Now, Robert’s newest work, Stalin’s Piano, is coming to Adelaide as part of the 2018 Adelaide Festival programIn it, Australian pianist, Sonya Lifschitz, plays along to famous speeches by political figures, creating an enthralling sonic environment that aims to recontextualise said speeches and get to the heart of their importance.

“Sonya, who is an old friend of mine, we worked on this piece together. She plays in my ensemble Tipolji,” says Robert.

Stalin’s Piano composer, Robert Davidson.

“We went on tour together and we had all of these old bus rides. She had all of these stories about the Russian pianist, Maria Yudina – she opposed Stalin. This woman who basically risked her life to oppose Stalin at the height of dictatorship, but Stalin really loved her playing, so she escaped a little bit like the chehozart stories.

“The piano became very important because of that story of that pianist in Russia. And we actually hear recordings of Maria Yudina playing along with Sonja playing live.

“The whole process was quite prerogative actually. Sonja and I had all of these long discussions. And then I would send her materials which she would comment on them and I would alter. It was very back and forth,” Robert says.

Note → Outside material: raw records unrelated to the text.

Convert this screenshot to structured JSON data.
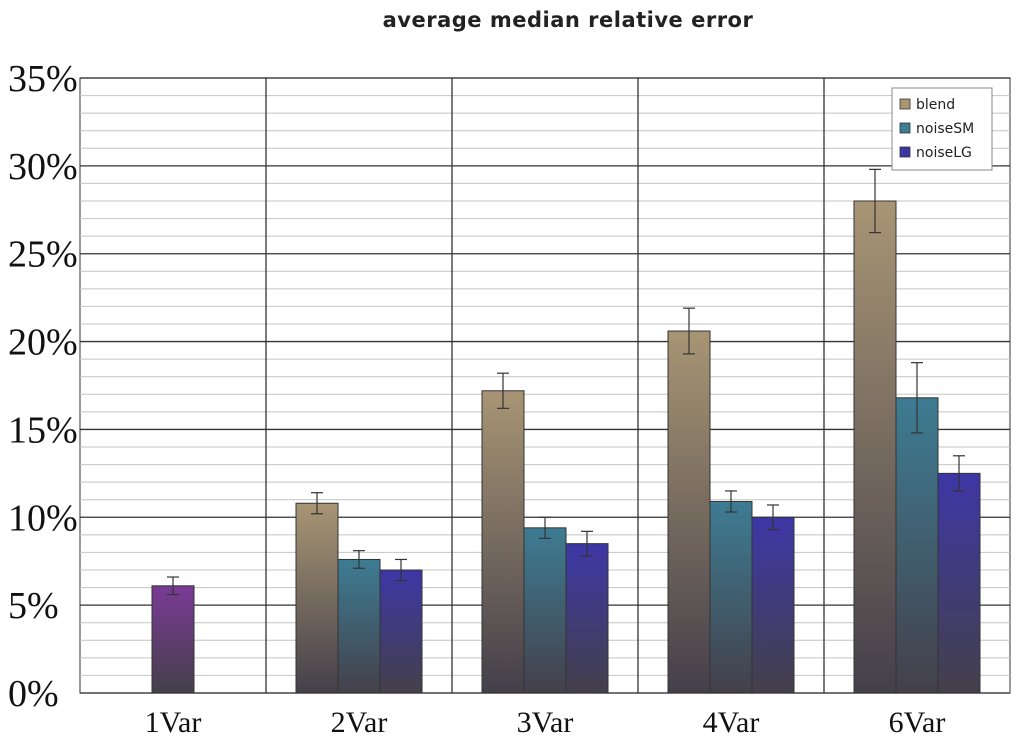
{
  "chart_data": {
    "type": "bar",
    "title": "average median relative error",
    "categories": [
      "1Var",
      "2Var",
      "3Var",
      "4Var",
      "6Var"
    ],
    "y_ticks": [
      "0%",
      "5%",
      "10%",
      "15%",
      "20%",
      "25%",
      "30%",
      "35%"
    ],
    "ylim": [
      0,
      35
    ],
    "grid": true,
    "legend_position": "top-right",
    "series": [
      {
        "name": "blend",
        "color": "#a89574",
        "values": [
          null,
          10.8,
          17.2,
          20.6,
          28.0
        ],
        "error": [
          null,
          0.6,
          1.0,
          1.3,
          1.8
        ]
      },
      {
        "name": "noiseSM",
        "color": "#3d7c93",
        "values": [
          null,
          7.6,
          9.4,
          10.9,
          16.8
        ],
        "error": [
          null,
          0.5,
          0.6,
          0.6,
          2.0
        ]
      },
      {
        "name": "noiseLG",
        "color": "#3d37a6",
        "values": [
          null,
          7.0,
          8.5,
          10.0,
          12.5
        ],
        "error": [
          null,
          0.6,
          0.7,
          0.7,
          1.0
        ]
      }
    ],
    "single_bars": [
      {
        "category": "1Var",
        "value": 6.1,
        "error": 0.5,
        "color": "#7a3a95"
      }
    ]
  }
}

The duo are performing the piece off the back of their performance at MOFO in Tasmania, where Robert says that, in a place where he was surrounded by so much good art, the meaning and function of art became apparent.

“It hit me there that art is really good at allowing you to be in the moment. Or fostering a sense of mindfulness. It sounds a bit cliché, but it really struck me strongly because there are some works there in the MONA Gallery that bring that home to me,” he says.

Robert’s music does just that, but also brings forth an incredibly surreal feeling of connecting with a past that is not yours.

“I think sound recordings are a bit of time travel, and video as well; you can actually go back in that moment when someone was saying something in 1935. I find it magical. It’s always been my fantasy dream to have a time machine. You know that great movie growing up, Back To The Future, that sort of thing. Trying to create time travel,” says Robert.

“I find that when it really works, listening to speeches is a way of opening up a bubble of time and making it bigger and longer and more intense. That moment. And it’s a way to connect with that person, that’s what I value the most.”

And that’s precisely the reason Julia Gillard’s Misogyny speech and Robert’s Not Now, Not Ever piece garnered such attention: they hit home.

“I really thought that speech was very personal for Julia Gillard. Even though it was a written speech, she got off the page a few times. I thought it was really good to see the woman as opposed to just the political facade,” Robert says.

“I think my intention with the music was to try to get behind the words and into the emotion by emphasising the music in the speech. To me that represents the human behind the words. It’s a way to empathise.”

And so it is with Stalin’s Piano – a way to try and foster connection to historical figures, to get behind what they were saying and to see them as people.

But this time, we’re also seeing the villains.